«La situazione di forte virtualizzazione della realtà produce una sindrome di derealizzazione. Quando il web passa dall’essere uno strumento per comunicare nella vita reale a uno strumento per comunicare la vita reale stessa, è chiaro che si crea una distonia tra il naturale e l’artificiale, tra il fisico e il virtuale, tra il simbolico e il corporeo. E questa disincarnazione dell’umano finisce per diventare, anziché una facilitazione della comunicazione interpersonale, un suo totale svuotamento». Il Professor Alessandro Meluzzi spiega nell’intervista a IlSussidiario.net, quanto sia vero l’allarme lanciato anche dal ministro della Salute Ferruccio Fazio, secondo cui Internet e i social network, in particolare Facebook, creano una forte dipendenza, che si esprime con sintomatologie simili a quelle che si osservano in soggetti dipendenti da sostanze psicoattive.

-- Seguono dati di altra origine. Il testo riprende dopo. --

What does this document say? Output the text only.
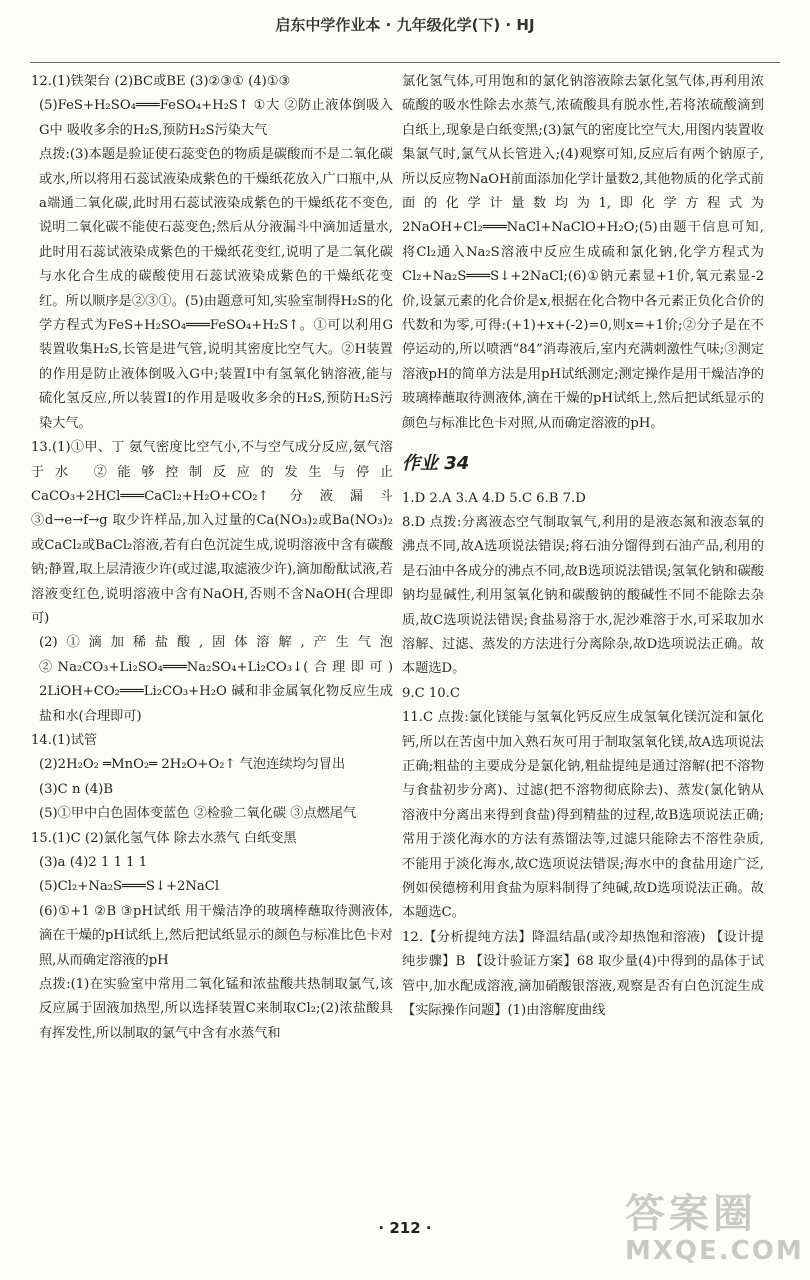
启东中学作业本 · 九年级化学(下) · HJ

12.(1)铁架台 (2)BC或BE (3)②③① (4)①③

(5)FeS+H₂SO₄═══FeSO₄+H₂S↑ ①大 ②防止液体倒吸入G中 吸收多余的H₂S,预防H₂S污染大气

点拨:(3)本题是验证使石蕊变色的物质是碳酸而不是二氧化碳或水,所以将用石蕊试液染成紫色的干燥纸花放入广口瓶中,从a端通二氧化碳,此时用石蕊试液染成紫色的干燥纸花不变色,说明二氧化碳不能使石蕊变色;然后从分液漏斗中滴加适量水,此时用石蕊试液染成紫色的干燥纸花变红,说明了是二氧化碳与水化合生成的碳酸使用石蕊试液染成紫色的干燥纸花变红。所以顺序是②③①。(5)由题意可知,实验室制得H₂S的化学方程式为FeS+H₂SO₄═══FeSO₄+H₂S↑。①可以利用G装置收集H₂S,长管是进气管,说明其密度比空气大。②H装置的作用是防止液体倒吸入G中;装置I中有氢氧化钠溶液,能与硫化氢反应,所以装置I的作用是吸收多余的H₂S,预防H₂S污染大气。

13.(1)①甲、丁 氨气密度比空气小,不与空气成分反应,氨气溶于水 ②能够控制反应的发生与停止 CaCO₃+2HCl═══CaCl₂+H₂O+CO₂↑ 分液漏斗 ③d→e→f→g 取少许样品,加入过量的Ca(NO₃)₂或Ba(NO₃)₂或CaCl₂或BaCl₂溶液,若有白色沉淀生成,说明溶液中含有碳酸钠;静置,取上层清液少许(或过滤,取滤液少许),滴加酚酞试液,若溶液变红色,说明溶液中含有NaOH,否则不含NaOH(合理即可)

(2)①滴加稀盐酸,固体溶解,产生气泡 ②Na₂CO₃+Li₂SO₄═══Na₂SO₄+Li₂CO₃↓(合理即可) 2LiOH+CO₂═══Li₂CO₃+H₂O 碱和非金属氧化物反应生成盐和水(合理即可)

14.(1)试管

(2)2H₂O₂ ═MnO₂═ 2H₂O+O₂↑ 气泡连续均匀冒出

(3)C n (4)B

(5)①甲中白色固体变蓝色 ②检验二氧化碳 ③点燃尾气

15.(1)C (2)氯化氢气体 除去水蒸气 白纸变黑

(3)a (4)2 1 1 1 1

(5)Cl₂+Na₂S═══S↓+2NaCl

(6)①+1 ②B ③pH试纸 用干燥洁净的玻璃棒蘸取待测液体,滴在干燥的pH试纸上,然后把试纸显示的颜色与标准比色卡对照,从而确定溶液的pH

点拨:(1)在实验室中常用二氧化锰和浓盐酸共热制取氯气,该反应属于固液加热型,所以选择装置C来制取Cl₂;(2)浓盐酸具有挥发性,所以制取的氯气中含有水蒸气和

氯化氢气体,可用饱和的氯化钠溶液除去氯化氢气体,再利用浓硫酸的吸水性除去水蒸气,浓硫酸具有脱水性,若将浓硫酸滴到白纸上,现象是白纸变黑;(3)氯气的密度比空气大,用图内装置收集氯气时,氯气从长管进入;(4)观察可知,反应后有两个钠原子,所以反应物NaOH前面添加化学计量数2,其他物质的化学式前面的化学计量数均为1,即化学方程式为2NaOH+Cl₂═══NaCl+NaClO+H₂O;(5)由题干信息可知,将Cl₂通入Na₂S溶液中反应生成硫和氯化钠,化学方程式为Cl₂+Na₂S═══S↓+2NaCl;(6)①钠元素显+1价,氧元素显-2价,设氯元素的化合价是x,根据在化合物中各元素正负化合价的代数和为零,可得:(+1)+x+(-2)=0,则x=+1价;②分子是在不停运动的,所以喷洒“84”消毒液后,室内充满刺激性气味;③测定溶液pH的简单方法是用pH试纸测定;测定操作是用干燥洁净的玻璃棒蘸取待测液体,滴在干燥的pH试纸上,然后把试纸显示的颜色与标准比色卡对照,从而确定溶液的pH。

作业 34

1.D 2.A 3.A 4.D 5.C 6.B 7.D

8.D 点拨:分离液态空气制取氧气,利用的是液态氮和液态氧的沸点不同,故A选项说法错误;将石油分馏得到石油产品,利用的是石油中各成分的沸点不同,故B选项说法错误;氢氧化钠和碳酸钠均显碱性,利用氢氧化钠和碳酸钠的酸碱性不同不能除去杂质,故C选项说法错误;食盐易溶于水,泥沙难溶于水,可采取加水溶解、过滤、蒸发的方法进行分离除杂,故D选项说法正确。故本题选D。

9.C 10.C

11.C 点拨:氯化镁能与氢氧化钙反应生成氢氧化镁沉淀和氯化钙,所以在苦卤中加入熟石灰可用于制取氢氧化镁,故A选项说法正确;粗盐的主要成分是氯化钠,粗盐提纯是通过溶解(把不溶物与食盐初步分离)、过滤(把不溶物彻底除去)、蒸发(氯化钠从溶液中分离出来得到食盐)得到精盐的过程,故B选项说法正确;常用于淡化海水的方法有蒸馏法等,过滤只能除去不溶性杂质,不能用于淡化海水,故C选项说法错误;海水中的食盐用途广泛,例如侯德榜利用食盐为原料制得了纯碱,故D选项说法正确。故本题选C。

12.【分析提纯方法】降温结晶(或冷却热饱和溶液) 【设计提纯步骤】B 【设计验证方案】68 取少量(4)中得到的晶体于试管中,加水配成溶液,滴加硝酸银溶液,观察是否有白色沉淀生成 【实际操作问题】(1)由溶解度曲线

· 212 ·	答案圈
MXQE.COM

Quali sono nello specifico questi sintomi? «Passare davanti al computer più tempo che per qualsiasi altra attività, – continua a spiegarci Meluzzi –  preferire come forma di socialità la condivisione su Facebook nella sua stereotipia del “Mi piace”, perdere di vista i contatti interpersonali che non passano attraverso il web e soprattutto entrare in uno stato d’umore progressivamente disforico, chiuso e fondamentalmente malinconico”. Ma non tutto il mondo della Rete è uguale e il dito è particolarmente puntato sui social network, ritenuti più pericolosi: «Attraverso altri strumenti, come Google, si possono cercare diversi contenuti mentre, per esempio, con la posta elettronica si stabiliscono relazioni personalizzate. Facebook invece rappresenta quel prototipo in cui la comunicazione non ha un contenuto, ma consiste nell’entrare in una “second life” di vita virtuale abitata da icone invece che da persone».



Naturalmente i soggetti più a rischio sono i giovanissimi, quegli adolescenti che sono in grado di trascorrere davanti allo schermo del computer anche dieci ore al giorno. Ma quali sono i reali rischi che corrono le nuove generazioni? «Il social network diventa una rassicurazione perché previene perfino la fatica della telefonata. A finire tra le polemiche è stato prima il cellulare e la comunicazione stereotipata degli sms, che però è certamente più personalizzata, perché si decide di mettersi in contatto con una persona specifica da cui quindi ci si attende una risposta».

In che modo il social network è diverso? «In questo caso è come se si lanciasse una bottiglia nell’oceano senza sapere chi la raccoglierà e infine confondere queste bottiglie solipsistiche lanciate nella burrasca della comunicazione per dei veri messaggi».

Per uscire da questa vera e propria dipendenza, è in corso un dibattito scientifico riguardo al ricorso al trattamento farmacologico, su cui il parere del mondo scientifico è lontano dall’essere unanime: «Si può uscire da questa situazione – continua il Professor Meluzzi – valorizzando i rapporti interumani e progressivamente disassuefacendosi da questa condizione drogata della comunicazione. I rimedi farmacologici sono sempre individuali e personalizzati, e non si può mai parlare di trattamento farmacologico di un intero quadro sociologico come questo, per quanto patologico sia. In alcuni casi probabilmente una terapia anti depressiva potrebbe risultare utile, anche se sono sempre diffidente riguardo all’uso di farmaci specialmente nei giovanissimi».

In molti associano la dipendenza da Internet a quella da droga e alcol. È davvero possibile fare questo accostamento? «È molto diverso, – conclude Meluzzi – perché droga e alcol influiscono direttamente sul cervello,mentre qui c’è una mediazione simbolica, quindi è difficile fare un vero e proprio accostamento».